In case the rest of this collection’s offerings aren’t quite bleak enough to suit your tastes, “Gemini Syndrome” has you covered. Mara is an officer on a station named Omikron III and a family emergency spurs her to return home. The problem being that “home” is Earth and Earth is about two-decades worth of space travel away. So, Mara opts to use “DMT”, an experimental method of teleportation that will send her to Earth instantly. Problem solved, right? Well, sort of. “DMT” is rumored to have some nasty side-effects(like death), and although these rumors can’t be proven, advocates of the technology are a bit evasive when discussing the risks involved. Despite her reservations, Mara doesn’t have time to waste and goes all-in on using “DMT”. What follows is the grimmest ending I’ve read this year, but it’s so profoundly speculative that I haven’t stopped thinking about it in days.
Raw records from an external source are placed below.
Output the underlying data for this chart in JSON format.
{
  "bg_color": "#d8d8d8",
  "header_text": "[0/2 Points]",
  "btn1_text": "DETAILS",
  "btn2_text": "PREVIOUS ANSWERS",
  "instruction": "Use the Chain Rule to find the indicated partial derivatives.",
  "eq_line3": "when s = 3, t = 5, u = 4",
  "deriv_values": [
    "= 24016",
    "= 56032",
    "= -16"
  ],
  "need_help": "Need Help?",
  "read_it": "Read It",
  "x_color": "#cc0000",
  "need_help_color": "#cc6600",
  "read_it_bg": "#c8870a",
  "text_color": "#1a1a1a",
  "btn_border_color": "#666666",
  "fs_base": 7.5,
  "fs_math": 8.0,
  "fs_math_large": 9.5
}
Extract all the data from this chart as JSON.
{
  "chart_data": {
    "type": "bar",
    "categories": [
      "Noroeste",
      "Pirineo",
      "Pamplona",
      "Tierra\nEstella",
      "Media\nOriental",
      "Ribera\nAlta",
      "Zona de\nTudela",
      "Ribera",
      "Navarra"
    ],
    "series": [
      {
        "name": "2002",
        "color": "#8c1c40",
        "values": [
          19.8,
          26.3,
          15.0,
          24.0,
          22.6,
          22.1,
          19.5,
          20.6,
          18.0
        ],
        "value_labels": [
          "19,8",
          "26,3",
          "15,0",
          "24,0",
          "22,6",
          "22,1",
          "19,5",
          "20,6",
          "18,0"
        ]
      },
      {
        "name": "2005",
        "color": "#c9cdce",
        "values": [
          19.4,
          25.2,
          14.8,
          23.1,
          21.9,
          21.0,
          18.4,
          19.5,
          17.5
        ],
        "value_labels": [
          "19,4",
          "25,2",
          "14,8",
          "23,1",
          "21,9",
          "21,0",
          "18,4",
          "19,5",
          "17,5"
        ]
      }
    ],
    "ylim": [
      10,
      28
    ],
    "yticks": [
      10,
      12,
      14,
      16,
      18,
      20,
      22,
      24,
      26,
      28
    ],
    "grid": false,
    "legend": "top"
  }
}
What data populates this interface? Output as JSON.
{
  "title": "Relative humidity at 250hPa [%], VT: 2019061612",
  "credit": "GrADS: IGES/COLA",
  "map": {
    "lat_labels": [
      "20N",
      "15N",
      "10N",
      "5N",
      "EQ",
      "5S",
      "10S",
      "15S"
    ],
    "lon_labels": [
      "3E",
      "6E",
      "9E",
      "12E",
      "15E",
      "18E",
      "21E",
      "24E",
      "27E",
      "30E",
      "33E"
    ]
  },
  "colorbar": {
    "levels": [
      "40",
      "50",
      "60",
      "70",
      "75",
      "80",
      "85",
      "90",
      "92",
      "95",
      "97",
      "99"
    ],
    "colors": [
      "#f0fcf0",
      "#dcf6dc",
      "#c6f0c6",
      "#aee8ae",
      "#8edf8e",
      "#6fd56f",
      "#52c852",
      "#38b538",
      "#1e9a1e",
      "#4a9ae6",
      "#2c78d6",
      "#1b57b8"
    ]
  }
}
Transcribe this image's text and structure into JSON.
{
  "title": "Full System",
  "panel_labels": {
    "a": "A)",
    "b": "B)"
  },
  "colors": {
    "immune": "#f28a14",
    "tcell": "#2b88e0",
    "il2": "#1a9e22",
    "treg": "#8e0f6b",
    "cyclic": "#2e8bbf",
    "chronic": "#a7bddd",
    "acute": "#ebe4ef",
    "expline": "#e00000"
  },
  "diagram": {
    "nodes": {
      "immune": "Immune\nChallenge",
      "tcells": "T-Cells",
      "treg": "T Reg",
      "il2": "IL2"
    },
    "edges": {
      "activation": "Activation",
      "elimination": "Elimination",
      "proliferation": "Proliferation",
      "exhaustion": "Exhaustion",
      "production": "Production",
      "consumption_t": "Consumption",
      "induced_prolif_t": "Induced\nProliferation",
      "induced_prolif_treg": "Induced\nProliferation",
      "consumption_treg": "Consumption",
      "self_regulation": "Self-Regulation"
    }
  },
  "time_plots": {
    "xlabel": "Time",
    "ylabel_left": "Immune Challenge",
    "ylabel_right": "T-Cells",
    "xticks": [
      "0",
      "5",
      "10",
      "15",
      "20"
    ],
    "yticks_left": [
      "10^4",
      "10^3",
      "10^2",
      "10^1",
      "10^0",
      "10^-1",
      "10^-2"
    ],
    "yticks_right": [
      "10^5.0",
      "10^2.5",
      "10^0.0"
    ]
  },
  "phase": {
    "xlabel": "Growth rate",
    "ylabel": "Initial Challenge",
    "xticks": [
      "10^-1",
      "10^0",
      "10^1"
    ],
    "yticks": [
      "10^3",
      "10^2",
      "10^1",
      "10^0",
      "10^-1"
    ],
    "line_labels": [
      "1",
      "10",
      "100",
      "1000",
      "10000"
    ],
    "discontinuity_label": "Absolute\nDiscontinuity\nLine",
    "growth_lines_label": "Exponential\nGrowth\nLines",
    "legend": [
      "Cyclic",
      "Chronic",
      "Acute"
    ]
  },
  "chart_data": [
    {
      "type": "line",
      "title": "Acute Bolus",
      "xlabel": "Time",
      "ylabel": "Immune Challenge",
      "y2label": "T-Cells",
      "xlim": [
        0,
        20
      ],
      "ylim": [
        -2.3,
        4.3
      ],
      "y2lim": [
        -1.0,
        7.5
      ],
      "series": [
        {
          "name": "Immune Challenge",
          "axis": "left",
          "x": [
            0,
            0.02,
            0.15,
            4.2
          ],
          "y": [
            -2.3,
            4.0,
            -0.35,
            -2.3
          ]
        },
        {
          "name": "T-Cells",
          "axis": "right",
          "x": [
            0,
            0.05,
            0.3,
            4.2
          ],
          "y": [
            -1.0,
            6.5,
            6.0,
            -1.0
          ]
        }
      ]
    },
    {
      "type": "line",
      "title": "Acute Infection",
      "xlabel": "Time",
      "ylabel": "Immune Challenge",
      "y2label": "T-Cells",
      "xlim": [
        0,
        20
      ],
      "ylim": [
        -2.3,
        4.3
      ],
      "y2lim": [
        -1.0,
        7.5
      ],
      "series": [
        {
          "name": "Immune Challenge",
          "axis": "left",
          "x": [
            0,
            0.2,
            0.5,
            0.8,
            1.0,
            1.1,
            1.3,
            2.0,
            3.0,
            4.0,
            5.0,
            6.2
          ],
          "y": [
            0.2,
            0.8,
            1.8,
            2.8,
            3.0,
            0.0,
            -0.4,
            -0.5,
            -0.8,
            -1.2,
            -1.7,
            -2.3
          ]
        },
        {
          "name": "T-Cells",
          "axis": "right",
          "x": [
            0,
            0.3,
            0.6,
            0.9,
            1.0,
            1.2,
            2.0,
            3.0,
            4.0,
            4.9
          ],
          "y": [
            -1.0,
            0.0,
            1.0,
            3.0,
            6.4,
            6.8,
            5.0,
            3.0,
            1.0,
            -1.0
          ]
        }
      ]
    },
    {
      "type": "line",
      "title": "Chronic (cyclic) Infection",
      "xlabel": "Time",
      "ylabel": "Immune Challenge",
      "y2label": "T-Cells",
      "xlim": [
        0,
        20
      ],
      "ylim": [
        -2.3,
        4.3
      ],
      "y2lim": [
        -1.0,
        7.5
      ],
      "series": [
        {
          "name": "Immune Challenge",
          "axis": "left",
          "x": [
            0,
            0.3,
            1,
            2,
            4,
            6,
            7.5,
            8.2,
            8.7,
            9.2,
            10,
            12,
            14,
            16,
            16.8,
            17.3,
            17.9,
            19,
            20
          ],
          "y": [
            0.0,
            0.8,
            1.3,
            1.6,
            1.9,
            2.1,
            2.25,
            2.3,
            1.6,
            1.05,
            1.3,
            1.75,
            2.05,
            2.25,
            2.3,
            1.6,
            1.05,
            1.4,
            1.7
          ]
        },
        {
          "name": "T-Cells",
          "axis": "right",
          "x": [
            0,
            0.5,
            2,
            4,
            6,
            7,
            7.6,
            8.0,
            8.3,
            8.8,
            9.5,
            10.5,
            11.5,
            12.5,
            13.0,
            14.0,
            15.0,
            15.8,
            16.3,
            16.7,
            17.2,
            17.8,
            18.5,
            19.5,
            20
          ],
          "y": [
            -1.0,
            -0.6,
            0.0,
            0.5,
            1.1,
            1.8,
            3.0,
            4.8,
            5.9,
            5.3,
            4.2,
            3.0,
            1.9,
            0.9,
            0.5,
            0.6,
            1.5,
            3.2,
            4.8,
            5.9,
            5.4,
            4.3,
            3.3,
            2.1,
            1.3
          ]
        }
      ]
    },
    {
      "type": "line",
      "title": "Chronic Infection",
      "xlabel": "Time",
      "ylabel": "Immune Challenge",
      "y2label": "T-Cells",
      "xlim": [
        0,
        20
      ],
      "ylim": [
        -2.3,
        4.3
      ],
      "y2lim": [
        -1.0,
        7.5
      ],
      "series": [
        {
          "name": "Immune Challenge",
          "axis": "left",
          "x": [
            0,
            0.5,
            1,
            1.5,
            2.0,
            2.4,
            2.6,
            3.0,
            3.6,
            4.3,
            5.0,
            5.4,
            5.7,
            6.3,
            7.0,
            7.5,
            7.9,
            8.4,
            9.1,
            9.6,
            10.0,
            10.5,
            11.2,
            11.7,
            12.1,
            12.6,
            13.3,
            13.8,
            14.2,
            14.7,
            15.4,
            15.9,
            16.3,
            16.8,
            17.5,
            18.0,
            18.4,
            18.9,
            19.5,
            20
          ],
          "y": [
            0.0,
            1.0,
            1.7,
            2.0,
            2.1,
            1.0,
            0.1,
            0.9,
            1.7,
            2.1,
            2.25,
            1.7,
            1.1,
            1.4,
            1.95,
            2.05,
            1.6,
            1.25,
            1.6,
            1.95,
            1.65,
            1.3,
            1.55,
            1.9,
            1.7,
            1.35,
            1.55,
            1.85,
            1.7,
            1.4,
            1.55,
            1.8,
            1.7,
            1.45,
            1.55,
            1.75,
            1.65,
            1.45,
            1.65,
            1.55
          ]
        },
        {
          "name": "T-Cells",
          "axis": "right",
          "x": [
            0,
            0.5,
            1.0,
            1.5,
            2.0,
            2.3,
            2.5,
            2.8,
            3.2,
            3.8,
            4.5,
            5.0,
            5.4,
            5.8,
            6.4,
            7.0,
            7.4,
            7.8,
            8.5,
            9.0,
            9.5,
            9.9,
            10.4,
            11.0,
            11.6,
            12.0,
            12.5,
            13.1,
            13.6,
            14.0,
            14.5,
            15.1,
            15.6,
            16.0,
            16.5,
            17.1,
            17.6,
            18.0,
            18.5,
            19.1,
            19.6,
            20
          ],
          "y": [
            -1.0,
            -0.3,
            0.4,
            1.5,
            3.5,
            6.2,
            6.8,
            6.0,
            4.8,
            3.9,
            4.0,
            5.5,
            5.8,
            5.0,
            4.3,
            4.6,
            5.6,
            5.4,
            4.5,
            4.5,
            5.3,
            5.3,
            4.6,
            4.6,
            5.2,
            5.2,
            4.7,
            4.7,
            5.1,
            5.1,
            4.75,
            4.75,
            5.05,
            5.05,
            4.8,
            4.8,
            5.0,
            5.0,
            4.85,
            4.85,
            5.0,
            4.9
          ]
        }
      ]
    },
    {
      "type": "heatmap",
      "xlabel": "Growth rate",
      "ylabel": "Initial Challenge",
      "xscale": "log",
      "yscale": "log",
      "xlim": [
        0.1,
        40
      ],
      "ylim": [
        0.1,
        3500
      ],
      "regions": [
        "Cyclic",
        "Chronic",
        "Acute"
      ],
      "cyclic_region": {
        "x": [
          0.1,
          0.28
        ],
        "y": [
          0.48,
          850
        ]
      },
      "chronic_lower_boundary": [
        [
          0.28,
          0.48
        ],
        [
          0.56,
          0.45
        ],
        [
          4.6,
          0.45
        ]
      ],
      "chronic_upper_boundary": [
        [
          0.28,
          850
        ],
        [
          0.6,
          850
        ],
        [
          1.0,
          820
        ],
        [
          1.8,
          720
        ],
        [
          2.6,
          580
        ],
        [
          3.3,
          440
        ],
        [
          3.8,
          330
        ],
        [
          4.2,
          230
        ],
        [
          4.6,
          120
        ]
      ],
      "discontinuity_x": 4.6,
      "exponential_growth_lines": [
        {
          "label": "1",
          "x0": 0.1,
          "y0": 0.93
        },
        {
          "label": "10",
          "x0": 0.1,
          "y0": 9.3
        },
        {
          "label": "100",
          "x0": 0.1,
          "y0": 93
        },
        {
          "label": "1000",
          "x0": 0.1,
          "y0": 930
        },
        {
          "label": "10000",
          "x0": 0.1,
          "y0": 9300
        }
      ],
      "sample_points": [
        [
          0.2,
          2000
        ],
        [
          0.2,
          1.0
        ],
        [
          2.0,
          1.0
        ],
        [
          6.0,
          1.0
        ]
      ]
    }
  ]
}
In the end, stories are only as good as their characters. Yes, spectacle and theatrics can carry a story to great heights, but without compelling characters to ground them, they can fly too close to the sun and bring that story crashing back down in a fiery heap. Sure, that can be fun, but it isn’t sustainable and – more often than not – it isn’t satisfying. In case I haven’t been clear: P.L. McMillan discerns and applies this notion in a most profound way, and through her staunch unwillingness to sacrifice character for story or story for character, succeeds in releasing one of the most cathartic and unnerving horror collections of the year. Read it.